Les experts ont également regretté que la peine de mort puisse être appliquée dans une gamme très étendue de possibilités comprenant des motifs politiques. Bien que la délégation syrienne ait affirmé ne pas connaître de cas récents de son application, un expert a fait part d’informations selon lesquelles, en 1999, au moins deux personnes auraient été exécutées sur la place publique après avoir été déclarées coupables d’assassinat. Cet expert a été d’avis que si la peine de mort n’est effectivement pas appliquée, il faudrait la retirer de la législation; mais que si on continue de l’appliquer, la Syrie doit fournir les détails de son application au Comité.

Un autre expert a fait part d’allégation de cas de disparitions non expliquées de Syriens mais aussi de Libanais faits prisonniers par les forces armées syriennes. Il semblerait que dans de nombreux cas, ni le motif de l’arrestations ni le lieu de détention n’est indiqué. A cet égard, le Comité a demandé de préciser les bases juridiques sur lesquelles les autorités civiles ou militaires syriennes s’appuient pour enlever et arrêter des Libanais sur le territoire du Liban. Sur la question de la torture, un membre du Comité a déclaré que de nombreuses informations semblent indiquer qu’elle continue d’être pratiquée avec assiduité notamment dans le cadre des interrogatoires ou dans les prisons militaires. Les experts ont demandé s’il est arrivé qu’un cas de torture soit traduit devant les tribunaux. En outre, contrairement aux informations fournies par M. Sarraj sur la prison centrale de Damas, les conditions d’emprisonnement de nombreux prisonniers représenteraient un traitement inhumain et dégradant. Le Comité a demandé à la délégation syrienne d’indiquer les règlements que suit l’administration pénitentiaire pour le traitement des prisonniers. Il a souhaité savoir si un prisonnier peut porter plainte pour violation de ses droits sans encourir de représailles.

Par ailleurs, les experts ont demandé des précisions sur le traitement que reçoit la polygamie. Ils se sont demandés si les châtiments corporels sont effectivement maintenus dans certaines écoles. Ils se sont également étonnés de l’absence de rapport sur la situation des droits de l’homme émanant d’organisations non gouvernementales syriennes en s’interrogeant sur les relations que le Gouvernement entretient avec les ONG nationales ou internationales.

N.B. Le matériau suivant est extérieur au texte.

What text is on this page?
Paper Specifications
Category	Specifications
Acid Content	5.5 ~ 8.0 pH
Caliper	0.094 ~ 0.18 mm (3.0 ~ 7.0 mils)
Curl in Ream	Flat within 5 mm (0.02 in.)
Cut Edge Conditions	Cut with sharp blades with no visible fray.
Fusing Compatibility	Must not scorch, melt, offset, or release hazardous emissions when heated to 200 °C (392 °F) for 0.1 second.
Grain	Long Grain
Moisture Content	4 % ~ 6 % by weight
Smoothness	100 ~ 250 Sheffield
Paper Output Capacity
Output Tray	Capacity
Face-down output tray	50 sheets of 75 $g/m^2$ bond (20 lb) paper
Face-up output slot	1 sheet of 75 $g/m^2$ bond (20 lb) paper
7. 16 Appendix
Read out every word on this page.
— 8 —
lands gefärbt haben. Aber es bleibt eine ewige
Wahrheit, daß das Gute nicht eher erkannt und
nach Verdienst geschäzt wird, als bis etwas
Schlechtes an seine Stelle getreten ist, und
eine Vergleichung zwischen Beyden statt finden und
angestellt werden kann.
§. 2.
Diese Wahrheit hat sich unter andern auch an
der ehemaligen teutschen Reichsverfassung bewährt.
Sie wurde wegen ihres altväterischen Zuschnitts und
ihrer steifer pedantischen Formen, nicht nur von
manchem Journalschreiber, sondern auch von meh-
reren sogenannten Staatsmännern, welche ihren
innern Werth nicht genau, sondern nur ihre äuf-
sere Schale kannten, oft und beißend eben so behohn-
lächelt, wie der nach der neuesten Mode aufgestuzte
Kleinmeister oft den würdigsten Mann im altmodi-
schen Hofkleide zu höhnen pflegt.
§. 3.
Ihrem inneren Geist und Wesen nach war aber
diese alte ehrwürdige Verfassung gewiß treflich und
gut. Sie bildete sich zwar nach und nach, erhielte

Le Comité a encouragé le Gouvernement syrien à tenir un dialogue avec les ONG. Ils ont estimé que les tribunaux et le Bureau des plaintes relevant du Président ne sauraient être considérés comme des organes indépendants pour la surveillance des droits de l’homme. Les droits des Kurdes syriens ne possédant pas de documents d’identité ont été évoqués et les experts se sont inquiétés d’un décret de 1996 interdisant l’emploi de la langue kurde sur le lieu de travail et d’un autre décret interdisant les chansons arabes kurdes pendant les mariages et les festivités.

Un expert a rappelé le massacre de Hamma, un village de 30 à 40 000 personnes qui avait été assiégé et où environ 10 000 personnes seraient mortes. Il a demandé aux autorités syriennes de relâcher tous les civils détenus suite à cette crise, d’indiquer où les quelque 10 000 disparus se trouvent, de permettre le retour et la réinstallation des personnes se trouvant en exil. Il a suggéré aux autorités de mener une enquête sur cette affaire et ses conséquences.